Crawl Cate Crawl

Tom Tykwer's latest heroine-on-the-run is far from fleet of foot.

Give Tom Tykwer a lot of credit for knowing that he can't possibly outdo Run Lola Run, his frenetic breakthrough that made critics cheer and took MTV pacing to a whole new level, blending animation with live action, still photos and alternate realities in a way that made sense and raised the viewer's adrenaline levels. Tykwer would probably have to smoke crack for several months to make anything more frenetic, so he hasn't tried. Instead, he now seems focused on somber meditations, which is fine, if a little stereotypically European. There's always a market for such things, and it's a lot easier to budget a film that doesn't require split-second choreography and extensive special effects. But is it too philistine to suggest that Tykwer's post-Lola output, while artsy, is just a bit boring?

Like his similarly stylish but overlong The Princess and the Warrior, Tykwer's latest film, Heaven, is a slow-moving look at the bond between an unusually resourceful naïf and a hard-edged sociopath, though for variety's sake, the genders have been switched. In a particularly cutesy move, their names are almost the same: Philippa (Cate Blanchett) is an accused terrorist, while Filippo (Giovanni Ribisi) is a young recruit in the Italian police force. There's no doubt as to Philippa's guilt -- though the actual carnage occurs tastefully offscreen, we see her plant a bomb meant for one person that actually ends up killing four innocent people, including two children. But as she's being interrogated, Filippo, who's the only officer who can speak English, falls instantly in love with the waifish captive and plots to help her escape.
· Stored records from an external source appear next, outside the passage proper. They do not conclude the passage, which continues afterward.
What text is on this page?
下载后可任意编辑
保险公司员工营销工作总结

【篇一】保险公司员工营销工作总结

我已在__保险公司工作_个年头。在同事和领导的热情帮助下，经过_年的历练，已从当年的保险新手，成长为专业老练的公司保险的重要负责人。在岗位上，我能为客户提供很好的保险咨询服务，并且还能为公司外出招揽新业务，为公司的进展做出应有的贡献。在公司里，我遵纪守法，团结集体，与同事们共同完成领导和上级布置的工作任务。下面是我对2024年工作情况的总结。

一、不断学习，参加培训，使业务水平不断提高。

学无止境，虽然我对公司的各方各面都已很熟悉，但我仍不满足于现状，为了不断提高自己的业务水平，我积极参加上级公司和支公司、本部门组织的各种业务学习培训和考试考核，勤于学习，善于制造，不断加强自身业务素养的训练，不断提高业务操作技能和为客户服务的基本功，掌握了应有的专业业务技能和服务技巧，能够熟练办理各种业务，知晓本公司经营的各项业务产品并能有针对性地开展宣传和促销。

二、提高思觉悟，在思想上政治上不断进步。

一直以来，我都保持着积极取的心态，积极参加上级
No doubt some will argue the merits of having a sympathetic terrorist as the female lead -- Miramax pushed Heaven's release back several months for that very reason. Not that the film dwells on it much; a more timely element is the fact that Philippa is in fact acting alone to take out a drug pusher, but the Italian government insists on trying to frame her as part of a larger terrorist movement. Still, the problem with Philippa isn't that she made a bomb and used it, but that she isn't particularly sympathetic in any case. Upon hearing that she's killed innocent people, she decides that she deserves to be punished and seems unmotivated from there on out; why should we care about her escape and possible recapture if she herself doesn't?

As in Stanley Kubrick's Eyes Wide Shut, it seems that the suspense elements of the story are almost entirely red herrings and irrelevant to the task at hand -- a larger conspiracy, which involves a possible frame-up and the true extent of the pusher's reach, is tied up rather quickly, so it can be gotten out of the way to give Cate and Giovanni ample time to brood and stare at each other, declaring a love that comes out of nowhere.

Yet Heaven really isn't a bad movie by conventional standards -- just a boring one. Many of the shots are beautiful, the actors are all well placed in scenes, and none of them can be said to be doing a poor job. It's just that the movie's all subtext at the expense of the story.